I attended an Islamic school my whole life, and many kids spend several years in the school with each other before leaving, so we all knew each others’ class standing, i.e. who was the best in math, who memorized the most Qur’an, who knew the best Tajweed, who had the worst handwriting, etc. On occasion, new students would come. If they came from a nonpracticing family, they would be bullied or made fun of. Even the teachers would sometimes ridicule them for not knowing “the basics of Islam.” I had always grown up in an ultra-conservative, religious environment with my dad leaving no stone unturned to teach me surahs and du’as and practices from the Sunnah, so when I came across kids in the 3rd or 4th grade who didn’t know how to pray or kids in 8th grade who could barely read Qur’an, I would wonder: “How? How can he not know how to pray? How can she be so bad at reading Qur’an?” because I had simply never experienced the tragedy of the answer that the students always gave whenever they were asked how they “didn’t know anything” (about Islam). They always said: “No one taught me.” I would be shocked, as well would the other kids. We would ask about why their parents didn’t teach them, if they were born Muslim or if they even cared about learning how to pray. I remember seeing shame in these kids’ eyes, sometimes coupled with fear, at other times with anger. Some of these kids left the school because they felt pressurized while others left because the teachers couldn’t handle the “bad influence” they were having on the other kids. Some of them stayed with us and learned and improved and became our friends, Alhamdulillah.
Whatever their fate, they left me with a question: Why could I never say “no one taught me”? The answer was simple: because they did. Everyone around me was constantly teaching me something. My dad, my grandma and my teachers, were always teaching me something and giving me life lessons. They never left me alone to figure things out, but instead guided me carefully along the path of learning and motivated me every time I wanted to give up.
Finally, when I was in high school, I wanted to improve my level of Islamic practice, and that’s when I realized that there was so much I needed to know. It was the time when I understood that just because I had been passing all the religious education milestones in an Islamic school and getting good grades and recognition for it didn’t mean that I knew everything. I was so used to things just coming to me that when I actually had to use my mind to understand something, it opened up my eyes to how easy I had it all along.
I remember on several occasions admitting to classmates that I didn’t know how to pray Salatul Janazah or the ‘Eid prayer (with all its Takbeeraat). I remember the shock on their faces as I choked out the words: “No one taught me.”
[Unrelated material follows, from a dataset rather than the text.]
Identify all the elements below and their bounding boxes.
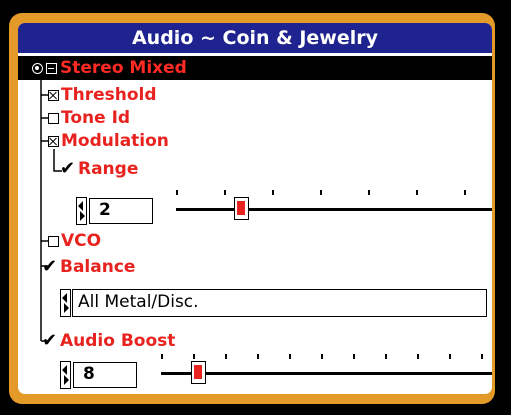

“But you’ve been in an Islamic school forever, how do you not know how to pray these simple prayers?”
Again, my reply would be the same as I could feel my heart crushing under the weight of my ignorance.
It was only then did I understand the pain of those kids who I had met long ago who were treated like outcasts just because they didn’t know something. No doubt, their lack of knowledge concerning our religion was detrimental, but I still think that it was our intolerance and lack of understanding that pushed them away from Islam more.
It’s true that you never understand another’s pain until you are in their shoes. You never know their hurt and their feelings until you feel it yourself.
If there is anything I want someone to take away from this, it’s the fact that Allah has gifted some people more than others, and He has gifted people differently. If you are better than others in some things, it doesn’t mean you’re better than them. If there are those who are lacking in outward goodness, maybe they have been given kind hearts. If you feel that you are better, that automatically makes you worse.
Allah’s gifts are meant to be cherished. to be grateful for and to share with others, not to stroke your own ego. It doesn’t take Allah long to take away what He Wills, as it doesn’t take Him long to give.